For 22 years, maritime archaeologists have been investigating several ancient shipwrecks in a 2-square-mile area of Newport Harbor, R.I. That’s where James Cook’s HMS Endeavour was believed to have been deliberately sunk by the British during the American Revolution.
Cook had earlier sailed the ship around the South Pacific in a pioneering voyage before landing on the east coast of Australia in 1770.
On Thursday morning, Kevin Sumption, the chief executive of the Australian National Maritime Museum, held a news conference in Sydney after alerting media that he’d be making “a major historic maritime announcement.”
Sumption said archaeologists were convinced they had found the wreck of the Endeavour after matching structural details and the shape of the remains to those on original plans.
But in a statement issued soon afterward, D.K. Abbass, executive director of the Rhode Island Marine Archaeology Project, said her group was the lead organization in the study at Newport Harbor.
“What we see on the shipwreck site under study is consistent with what might be expected of the Endeavour, but there has been no indisputable data found to prove the site is that iconic vessel, and there are many unanswered questions that could overturn such an identification,” Abbass wrote. “When the study is done, RIMAP will post the legitimate report.”

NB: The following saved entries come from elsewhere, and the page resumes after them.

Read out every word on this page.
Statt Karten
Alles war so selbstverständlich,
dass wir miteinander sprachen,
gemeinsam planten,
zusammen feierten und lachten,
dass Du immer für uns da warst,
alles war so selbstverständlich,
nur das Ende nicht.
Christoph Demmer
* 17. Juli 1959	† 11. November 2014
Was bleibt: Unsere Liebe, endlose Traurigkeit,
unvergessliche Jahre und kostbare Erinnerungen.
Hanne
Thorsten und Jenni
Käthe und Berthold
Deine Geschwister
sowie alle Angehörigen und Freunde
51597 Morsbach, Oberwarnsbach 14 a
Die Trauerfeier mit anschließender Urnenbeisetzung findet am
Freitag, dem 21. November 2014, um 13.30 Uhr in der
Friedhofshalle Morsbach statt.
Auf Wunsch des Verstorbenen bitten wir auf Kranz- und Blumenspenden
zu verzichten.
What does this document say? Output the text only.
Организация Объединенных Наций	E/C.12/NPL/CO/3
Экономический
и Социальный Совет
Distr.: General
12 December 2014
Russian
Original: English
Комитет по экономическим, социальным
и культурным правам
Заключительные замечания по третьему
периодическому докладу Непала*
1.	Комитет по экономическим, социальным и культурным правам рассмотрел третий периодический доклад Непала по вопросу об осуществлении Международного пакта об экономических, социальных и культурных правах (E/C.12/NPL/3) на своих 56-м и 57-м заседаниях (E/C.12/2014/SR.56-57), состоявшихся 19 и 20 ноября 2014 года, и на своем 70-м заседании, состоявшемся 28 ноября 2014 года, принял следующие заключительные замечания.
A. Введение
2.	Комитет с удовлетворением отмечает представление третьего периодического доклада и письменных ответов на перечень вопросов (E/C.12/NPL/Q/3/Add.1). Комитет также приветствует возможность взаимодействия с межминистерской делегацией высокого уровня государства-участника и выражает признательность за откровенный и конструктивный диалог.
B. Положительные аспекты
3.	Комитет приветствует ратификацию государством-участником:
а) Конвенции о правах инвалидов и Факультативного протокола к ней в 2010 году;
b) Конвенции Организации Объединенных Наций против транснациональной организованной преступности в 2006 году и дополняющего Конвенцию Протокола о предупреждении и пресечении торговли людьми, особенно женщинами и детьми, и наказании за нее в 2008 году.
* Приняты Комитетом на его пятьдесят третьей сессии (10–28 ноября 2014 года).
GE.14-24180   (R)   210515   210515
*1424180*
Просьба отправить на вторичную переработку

Only about 15% of the vessel remains and researchers are now focused on what can be done to protect and preserve it, Sumption said at the news conference.
From 1768 to 1771, the Endeavour sailed the South Pacific, ostensibly to record the transit of Venus in Tahiti in 1769. Cook then continued sailing the region searching for the Great Southern Land.
He charted the coastline of New Zealand. His first significant encounter with the Indigenous Maori people ended badly, with his crew killing several Maori. In 2019, the British government expressed regret over the killings but stopped short of a full apology.
He also charted Australia’s eastern coastline, before claiming the land for Great Britain in 1770.
The Endeavour was later sold to private owners and renamed Lord Sandwich. It was deliberately sunk in 1778 by British forces during the American Revolution.
A year later, Cook was killed in Hawaii during another Pacific voyage. In 1788, the First Fleet of 11 ships, with hundreds of convicts aboard, arrived in Australia to establish a British colony.